Yeryüzü İklim Günü’nde iklim değişikliğine dikkat çeken Escarus (TSKB Sürdürülebilirlik Danışmanlığı A.Ş.) Genel Müdür Yardımcısı Ece Sevin, “Bugün, bilim insanları tarafından insanlık için en büyük tehdit olduğu düşünülen iklim krizi, dünyanın her yerini farklı şiddetlerde etkiliyor. Fakat ne yazık ki çoğumuz hala bunun abartılmış bir gündem olduğunu düşünüyoruz. İklim değişikliğinin gerçek olduğunu anlamak için, bölgenizdeki son birkaç yıldaki değişken hava rejimini hatırlamanız yeterli” dedi.

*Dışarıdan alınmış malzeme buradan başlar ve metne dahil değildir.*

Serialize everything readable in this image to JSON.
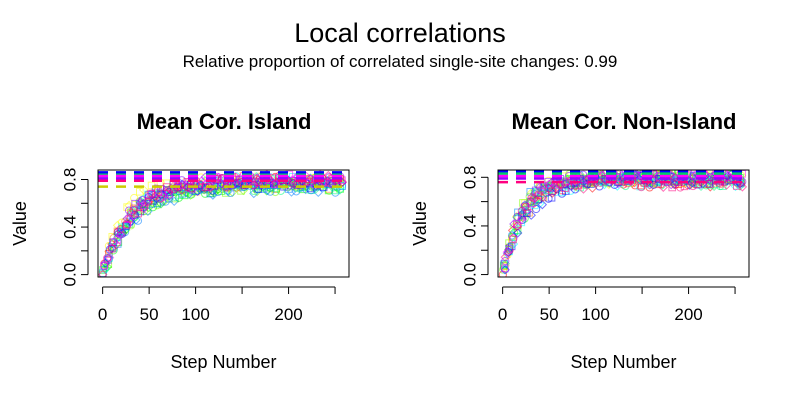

Yeryüzü İklim Günü, iklim değişikliğinin beşerler üzerindeki ve insan faaliyetlerinin iklim üzerindeki tesirlerini vurgulamayı ve bu tesirler konusunda toplumu bilinçlendirmeyi amaçlıyor.
“Küresel deniz düzeyi son yüzyıl içinde 20 cm yükseldi”
Escarus (TSKB Sürdürülebilirlik Danışmanlığı A.Ş.) Genel Müdür Yardımcısı Ece Sevin, Yeryüzü İklim Günü kapsamında yaptığı açıklamada, “Bilim beşerlerine nazaran günümüzde yaşanan global iklim değişikliği insan faaliyetlerinin sonucu olarak gerçekleşmesinin yanı sıra, son bin yıldır hiç görülmediği kadar yüksek bir oranda yaşanıyor. Son 171 yılda insan faaliyetleri, atmosferdeki karbondioksit konsantrasyonunu 1850’lerdeki sanayi öncesi düzeylerin yüzde 48 üzerine çıkardı. Bu değişim son 20 bin yıllık devirde doğal yollarla gerçekleşen düzeyden daha fazla. İklim değişikliğinin en yıkıcı tesirlerinin engellenebilmesi için global sıcaklık artışının sanayi öncesi periyoda nazaran en fazla 1,5oC’nin altında tutulması gerekiyor. Lakin günümüzde, bu 1,5oC’lik hududun yaklaşık 1oC’lik kısmına halihazırda ulaşıldığı görünüyor. Sıcaklık artışıyla birlikte kaçınılmaz olan buzulların erimesi ve deniz suyu düzeylerinin yükselmesi hem çok hava olaylarını tetikliyor hem de tatlı su ölçüsünü büyük ölçekte etkilemeyi sürdürüyor” dedi.
“Toplumsal şuurun artması ve herkesin iştirakiyle iklim değişikliği ile gayret mümkün”
Ece Sevin; İklim değişikliğinin, tabiata ve insanlara yönelik olumsuz tesirlere, kayıplara ve maddi ziyanlara neden olduğunu belirterek kelamlarına şöyle devam etti: “Günümüzde 1 milyardan fazla insan su kıtlığı olan bölgelerde yaşıyor. Kestirimlere nazaran bu sayının 2025’te 3,5 milyarı bulacağı öngörülüyor. Ülkemizde genel olarak su kıtlığı ’orta-yüksek’ düzeyde. 2040 yılında ise ülkemiz genelinde su kıtlığı düzeyinin ’çok yüksek’ olması bekleniyor. İklim değişikliğinin tesirlerini azaltmak, global ısınmayı aşikâr bir düzeyde sonlu tutmak; güç verimli yatırımlar, yeşil bina yatırımları, yenilenebilir güç yatırımları, karbon yakalama ve depolama üzere negatif emisyon teknolojilerinin kullanımı ve karbon fiyatlandırması uygulamaları ile mümkün olabilir. Öte yandan; iklim değişikliğinin geri dönüştürülemez bir olgu olduğu inanışından hareketle, yeni iklim rejimine uyumlu ve sağlam altyapılar geliştirilmesine ve toplumların yeni iklim sistemine adil geçişinin sağlanmasına odaklanılıyor. Su kaynaklarının aktif idaresi, kıyı şeritleri ve yükselen su düzeylerine yönelik dirençli altyapıların geliştirilmesi, tarım dalında sulama sistemlerinin verimli hale getirilmesi, verimli arazi kullanımı üzere faaliyetler adaptasyona yönelik yatırımlar olarak kabul ediliyor. Biz de Escarus olarak Yeryüzü İklim Günü’nde iklim değişikliği konusunda bütüncül bir yaklaşımla çaba etmenin ne kadar değerli olduğunun altını çizmek istedik.”